I would say it works best as a partnership between you and school, and that you have to just keep on with the praise and with the tasks set at levels he can achieve. It does take a while and is very frustrating, but it can really work.
Mindset and Unconditional Parenting both talk about how mindless praise, and praising the wrong things, can cause children to stop trying.
I'm not suggesting that is what is happening in your case, but you might find reading the books give you some more ideas about what and how you praise....
Basically Unconditional Parenting suggests you use praise very, very sparingly, and Mindset suggests you only ever praise effort rather than achievement.....
I don't think there are any easy answers to your problems, and I'm not meaning to be simplistic or suggest that there easy answers - just trying to give you some different ways of looking at things......

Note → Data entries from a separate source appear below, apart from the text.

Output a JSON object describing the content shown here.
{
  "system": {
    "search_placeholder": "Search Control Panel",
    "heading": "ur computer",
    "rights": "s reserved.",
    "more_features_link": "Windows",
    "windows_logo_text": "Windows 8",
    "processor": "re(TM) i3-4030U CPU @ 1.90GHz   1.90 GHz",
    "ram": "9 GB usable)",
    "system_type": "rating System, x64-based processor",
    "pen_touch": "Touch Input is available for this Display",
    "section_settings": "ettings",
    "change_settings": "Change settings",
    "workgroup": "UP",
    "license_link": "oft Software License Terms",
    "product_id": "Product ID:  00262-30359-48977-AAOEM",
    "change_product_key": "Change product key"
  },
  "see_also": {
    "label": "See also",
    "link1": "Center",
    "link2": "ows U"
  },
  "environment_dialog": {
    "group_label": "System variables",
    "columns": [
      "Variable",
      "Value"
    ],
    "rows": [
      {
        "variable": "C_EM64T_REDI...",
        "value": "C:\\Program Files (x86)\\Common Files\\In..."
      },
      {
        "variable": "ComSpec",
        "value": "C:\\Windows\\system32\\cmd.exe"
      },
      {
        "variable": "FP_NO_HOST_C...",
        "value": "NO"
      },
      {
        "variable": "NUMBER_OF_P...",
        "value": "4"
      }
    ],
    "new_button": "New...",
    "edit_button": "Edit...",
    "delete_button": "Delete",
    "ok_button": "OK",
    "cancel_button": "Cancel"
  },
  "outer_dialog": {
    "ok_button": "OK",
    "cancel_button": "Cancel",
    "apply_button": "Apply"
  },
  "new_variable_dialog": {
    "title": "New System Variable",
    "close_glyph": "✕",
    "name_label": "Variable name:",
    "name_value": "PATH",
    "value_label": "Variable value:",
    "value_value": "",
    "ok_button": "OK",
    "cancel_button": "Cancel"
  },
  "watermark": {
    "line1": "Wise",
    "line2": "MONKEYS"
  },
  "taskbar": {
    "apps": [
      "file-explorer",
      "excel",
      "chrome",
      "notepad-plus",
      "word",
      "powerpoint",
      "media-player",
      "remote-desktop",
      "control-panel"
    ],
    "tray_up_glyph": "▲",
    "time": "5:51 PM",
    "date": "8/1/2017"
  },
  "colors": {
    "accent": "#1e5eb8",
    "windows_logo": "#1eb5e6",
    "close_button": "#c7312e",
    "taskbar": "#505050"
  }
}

I think IndigoBell has a good point. It just won't ring true with any child's experience to tell them everything they have done is brilliant. But encouraging praise tells them what they have done well and puts it in the context of what they have achieved (and the effort they have put in) as well as acknowledging what might have gone wrong this time -- eg 'you're doing really well at getting your hands in the right position for catching (let's work on following the ball with our eyes)' or 'you've worked really hard at your handwriting and it's getting so much clearer'. Praise needs to be specific and realistic for it to be believable.
(I also saw a report of some research (it was on the bbc news web site) about a group of psychologists who'd compared children who were praised by being told they were good at something, and those who were praised by being told they had worked hard at something. The upshot was the latter group tried much harder at the task and performed better at it.)

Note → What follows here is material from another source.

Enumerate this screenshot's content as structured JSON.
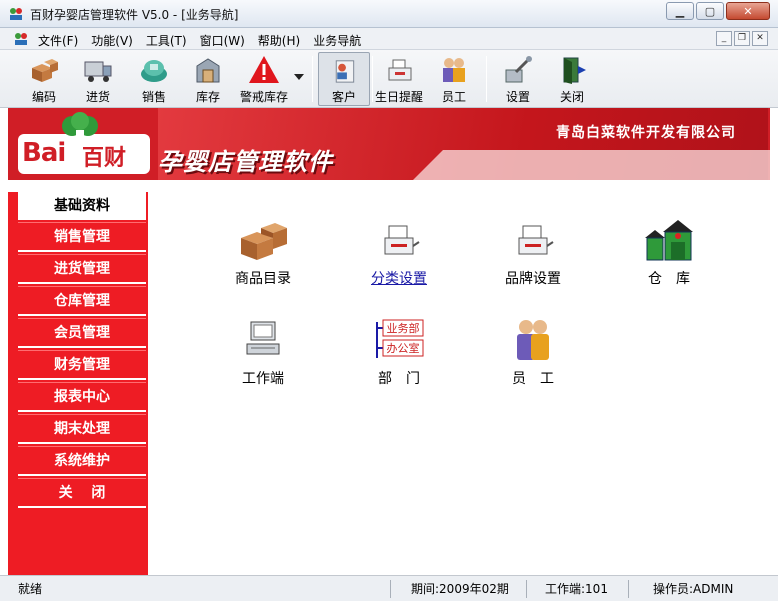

Thank you very much for the replies.
We don't praise everything but paying more attention to the amount of effort put in makes good sense.

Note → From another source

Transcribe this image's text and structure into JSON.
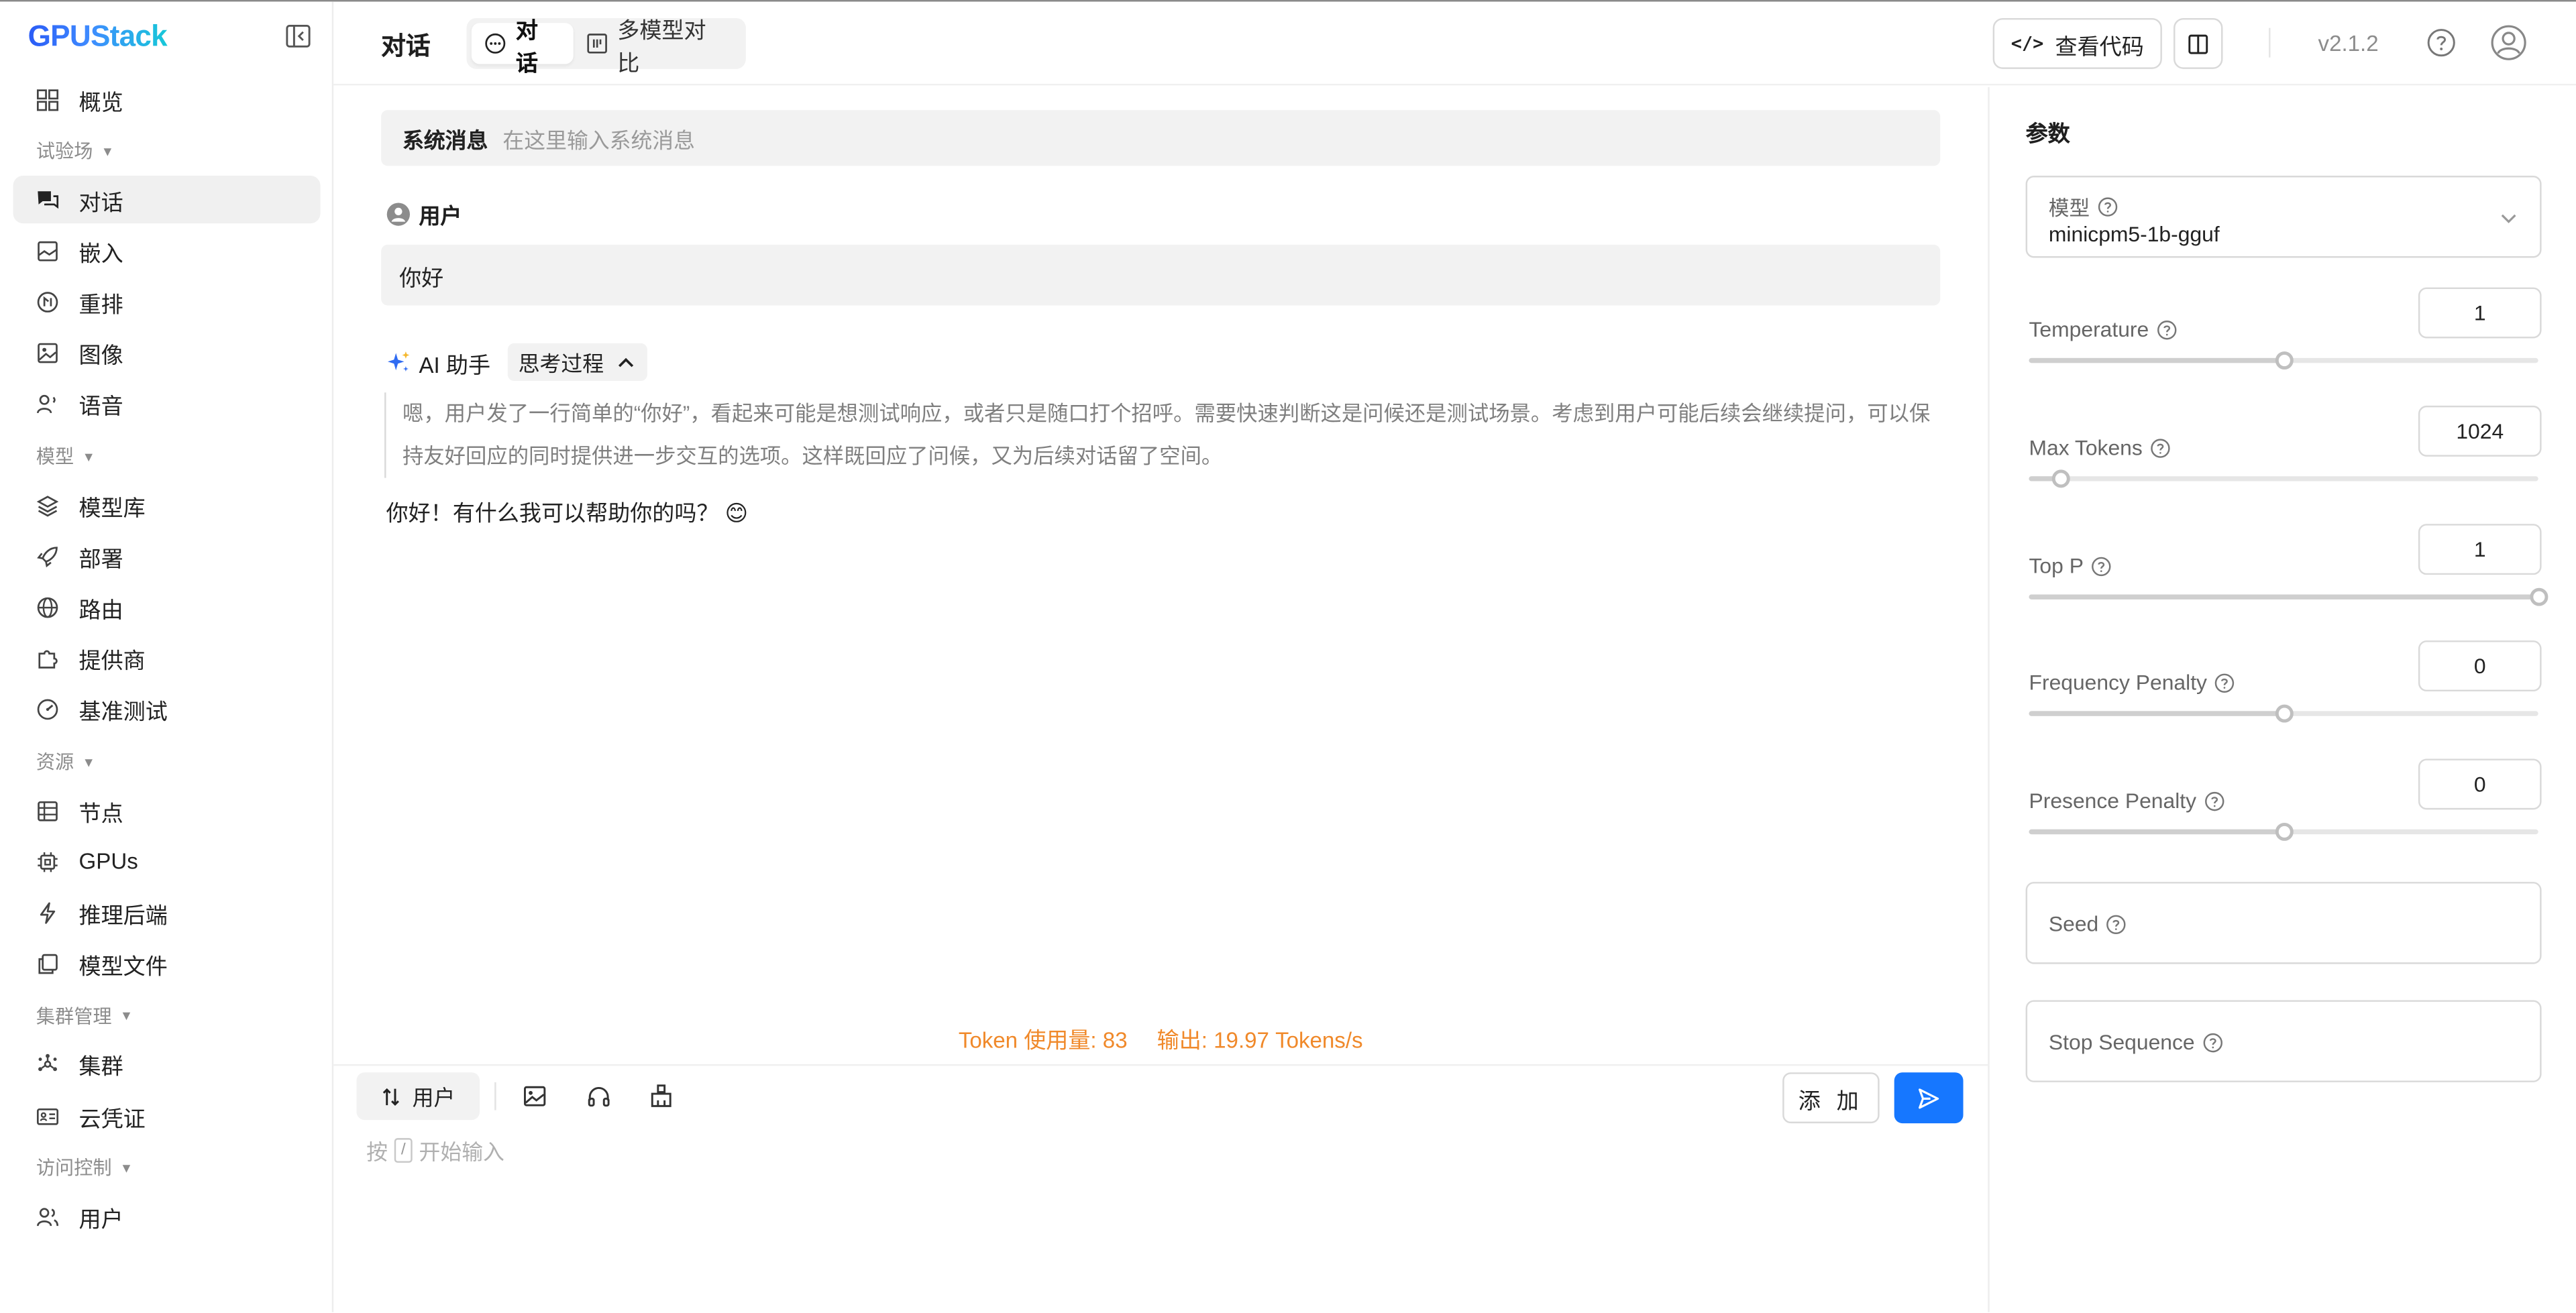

I spoke to my son's teacher today about his low self esteem and asked for a review of how he is rewarded at school. She showed me his personal reward chart which is empty and his friend's reward chart which is almost full. She commented that he is supposed to come to her when he feels he has done one of the 4 specific tasks well but hasn't done so for some time! I pointed out that he thinks he is doing badly at everything as his self esteem is so low (hence the chart). She agreed to let him know when he has done something well/tried really hard and give him a sticker rather than waiting for him to go to her. When a row is full he will be allowed to choose from a selection of rewards. I have also asked her to discuss my concerns with the SENCO and requested a referral to an educational psychologist for further advice.
I may also suggest that he be given relatively easy tasks and gradually make them more difficult as that sounds like something which might work for him. Thanks for that niminypiminy.